Hasegawa Y., Takikawa H.: "Effect of ursodeoxycholate-3, 7-disulfate on biliary excretion of lithocholate-3-O-glucuronide in Eisai hyperbilirubinemic rat (EHBR)"Hepatol Res.. (in press).

Hasekawa Y.、Takikawa H.：“熊去氧胆酸 3, 7-二硫酸盐对卫材高胆红素血症大鼠 (EHBR) 胆汁中石胆酸 3-O-葡萄糖醛酸排泄的影响”Hepatol Res..（出版中）。

Akita H., Suzuki H., Hirohashi T., Takikawa H., Sugiyama Y.: "Transport activity of human MRP3 expressed in Sf9 cells: comparative studies with rat MRP3"Pharm Res. 19. 34-41 (2002)

Akita H.、Suzuki H.、Hirohashi T.、Takikawa H.、Sugiyama Y.：“Sf9 细胞中表达的人 MRP3 的转运活性：与大鼠 MRP3 的比较研究”Pharm Res。

Akimoto K, et al: "Biliary excretion of tauroursodeoxycholate-3-sulfate in the rat"Steroids. 66. 701-705 (2001)

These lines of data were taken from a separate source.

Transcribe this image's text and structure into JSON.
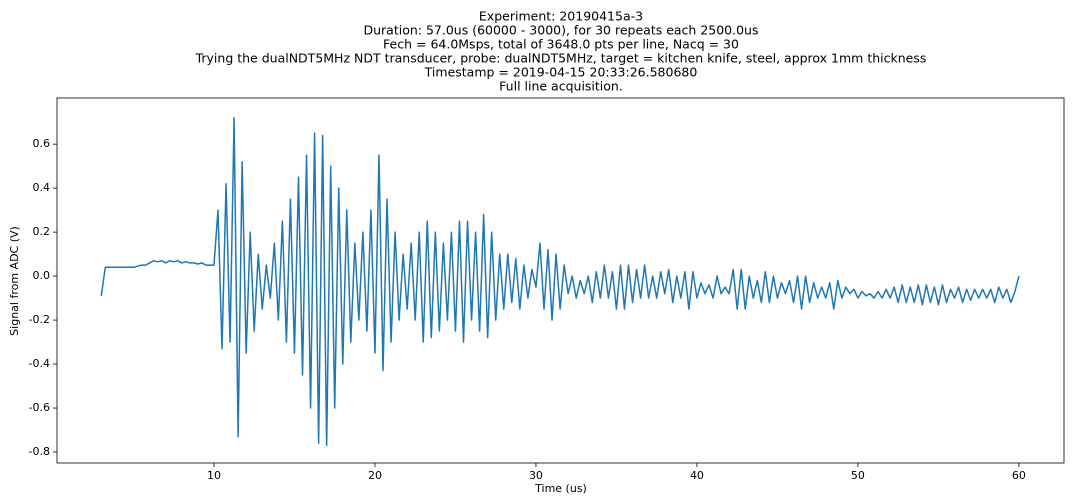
{
  "chart_data": {
    "type": "line",
    "title": [
      "Experiment: 20190415a-3",
      "Duration: 57.0us (60000 - 3000), for 30 repeats each 2500.0us",
      "Fech = 64.0Msps, total of 3648.0 pts per line, Nacq = 30",
      "Trying the dualNDT5MHz NDT transducer, probe: dualNDT5MHz, target = kitchen knife, steel, approx 1mm thickness",
      "Timestamp = 2019-04-15 20:33:26.580680",
      "Full line acquisition."
    ],
    "xlabel": "Time (us)",
    "ylabel": "Signal from ADC (V)",
    "color": "#1f77b4",
    "xlim": [
      0.25,
      62.8
    ],
    "ylim": [
      -0.85,
      0.81
    ],
    "xticks": [
      10,
      20,
      30,
      40,
      50,
      60
    ],
    "yticks": [
      -0.8,
      -0.6,
      -0.4,
      -0.2,
      {
        "value": 0,
        "label": "0.0"
      },
      0.2,
      0.4,
      0.6
    ],
    "x": [
      3,
      3.25,
      3.5,
      3.75,
      4,
      4.25,
      4.5,
      4.75,
      5,
      5.25,
      5.5,
      5.75,
      6,
      6.25,
      6.5,
      6.75,
      7,
      7.25,
      7.5,
      7.75,
      8,
      8.25,
      8.5,
      8.75,
      9,
      9.25,
      9.5,
      9.75,
      10,
      10.25,
      10.5,
      10.75,
      11,
      11.25,
      11.5,
      11.75,
      12,
      12.25,
      12.5,
      12.75,
      13,
      13.25,
      13.5,
      13.75,
      14,
      14.25,
      14.5,
      14.75,
      15,
      15.25,
      15.5,
      15.75,
      16,
      16.25,
      16.5,
      16.75,
      17,
      17.25,
      17.5,
      17.75,
      18,
      18.25,
      18.5,
      18.75,
      19,
      19.25,
      19.5,
      19.75,
      20,
      20.25,
      20.5,
      20.75,
      21,
      21.25,
      21.5,
      21.75,
      22,
      22.25,
      22.5,
      22.75,
      23,
      23.25,
      23.5,
      23.75,
      24,
      24.25,
      24.5,
      24.75,
      25,
      25.25,
      25.5,
      25.75,
      26,
      26.25,
      26.5,
      26.75,
      27,
      27.25,
      27.5,
      27.75,
      28,
      28.25,
      28.5,
      28.75,
      29,
      29.25,
      29.5,
      29.75,
      30,
      30.25,
      30.5,
      30.75,
      31,
      31.25,
      31.5,
      31.75,
      32,
      32.25,
      32.5,
      32.75,
      33,
      33.25,
      33.5,
      33.75,
      34,
      34.25,
      34.5,
      34.75,
      35,
      35.25,
      35.5,
      35.75,
      36,
      36.25,
      36.5,
      36.75,
      37,
      37.25,
      37.5,
      37.75,
      38,
      38.25,
      38.5,
      38.75,
      39,
      39.25,
      39.5,
      39.75,
      40,
      40.25,
      40.5,
      40.75,
      41,
      41.25,
      41.5,
      41.75,
      42,
      42.25,
      42.5,
      42.75,
      43,
      43.25,
      43.5,
      43.75,
      44,
      44.25,
      44.5,
      44.75,
      45,
      45.25,
      45.5,
      45.75,
      46,
      46.25,
      46.5,
      46.75,
      47,
      47.25,
      47.5,
      47.75,
      48,
      48.25,
      48.5,
      48.75,
      49,
      49.25,
      49.5,
      49.75,
      50,
      50.25,
      50.5,
      50.75,
      51,
      51.25,
      51.5,
      51.75,
      52,
      52.25,
      52.5,
      52.75,
      53,
      53.25,
      53.5,
      53.75,
      54,
      54.25,
      54.5,
      54.75,
      55,
      55.25,
      55.5,
      55.75,
      56,
      56.25,
      56.5,
      56.75,
      57,
      57.25,
      57.5,
      57.75,
      58,
      58.25,
      58.5,
      58.75,
      59,
      59.25,
      59.5,
      59.75,
      60
    ],
    "values": [
      -0.09,
      0.04,
      0.04,
      0.04,
      0.04,
      0.04,
      0.04,
      0.04,
      0.04,
      0.045,
      0.05,
      0.05,
      0.06,
      0.07,
      0.065,
      0.07,
      0.06,
      0.07,
      0.065,
      0.07,
      0.06,
      0.065,
      0.06,
      0.06,
      0.055,
      0.06,
      0.05,
      0.05,
      0.05,
      0.3,
      -0.33,
      0.42,
      -0.3,
      0.72,
      -0.73,
      0.52,
      -0.35,
      0.2,
      -0.25,
      0.1,
      -0.15,
      0.05,
      -0.1,
      0.15,
      -0.2,
      0.25,
      -0.3,
      0.35,
      -0.35,
      0.45,
      -0.45,
      0.55,
      -0.6,
      0.65,
      -0.76,
      0.64,
      -0.77,
      0.5,
      -0.6,
      0.4,
      -0.4,
      0.3,
      -0.3,
      0.15,
      -0.2,
      0.2,
      -0.25,
      0.3,
      -0.35,
      0.55,
      -0.43,
      0.35,
      -0.3,
      0.2,
      -0.2,
      0.1,
      -0.15,
      0.15,
      -0.2,
      0.2,
      -0.3,
      0.25,
      -0.28,
      0.2,
      -0.25,
      0.15,
      -0.2,
      0.2,
      -0.25,
      0.25,
      -0.3,
      0.25,
      -0.2,
      0.2,
      -0.25,
      0.28,
      -0.28,
      0.2,
      -0.2,
      0.1,
      -0.15,
      0.1,
      -0.12,
      0.08,
      -0.15,
      0.05,
      -0.1,
      0.03,
      -0.05,
      0.15,
      -0.15,
      0.12,
      -0.2,
      0.1,
      -0.15,
      0.05,
      -0.08,
      0,
      -0.1,
      -0.02,
      -0.08,
      0,
      -0.12,
      0.02,
      -0.1,
      0.05,
      -0.1,
      0.02,
      -0.15,
      0.05,
      -0.15,
      0.05,
      -0.12,
      0.03,
      -0.1,
      0.05,
      -0.1,
      0,
      -0.1,
      0.02,
      -0.08,
      0.03,
      -0.12,
      0,
      -0.1,
      0.02,
      -0.15,
      0.02,
      -0.1,
      -0.03,
      -0.08,
      -0.04,
      -0.1,
      0,
      -0.08,
      -0.05,
      -0.08,
      0.03,
      -0.15,
      0.03,
      -0.15,
      0,
      -0.1,
      -0.02,
      -0.12,
      0.02,
      -0.12,
      0,
      -0.1,
      -0.03,
      -0.08,
      -0.02,
      -0.12,
      0,
      -0.15,
      0,
      -0.12,
      -0.03,
      -0.1,
      -0.05,
      -0.1,
      -0.03,
      -0.15,
      -0.02,
      -0.1,
      -0.05,
      -0.08,
      -0.06,
      -0.1,
      -0.07,
      -0.09,
      -0.08,
      -0.1,
      -0.07,
      -0.1,
      -0.06,
      -0.1,
      -0.05,
      -0.12,
      -0.04,
      -0.12,
      -0.05,
      -0.12,
      -0.04,
      -0.13,
      -0.04,
      -0.12,
      -0.05,
      -0.13,
      -0.04,
      -0.12,
      -0.06,
      -0.1,
      -0.05,
      -0.12,
      -0.06,
      -0.11,
      -0.06,
      -0.1,
      -0.06,
      -0.1,
      -0.06,
      -0.12,
      -0.05,
      -0.1,
      -0.06,
      -0.12,
      -0.07,
      0
    ]
  }
}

Akimoto K 等人：“大鼠中牛磺熊去氧胆酸-3-硫酸盐的胆汁排泄”类固醇。

Takikawa H, et al.: "Effect of bile acids on biliary excretion of oyclosponir A in the rat"Hepatol Res. 20. 128-132 (2001)

Takikawa H 等人：“胆汁酸对大鼠中 oyclosponir A 胆汁排泄的影响”Hepatol Res。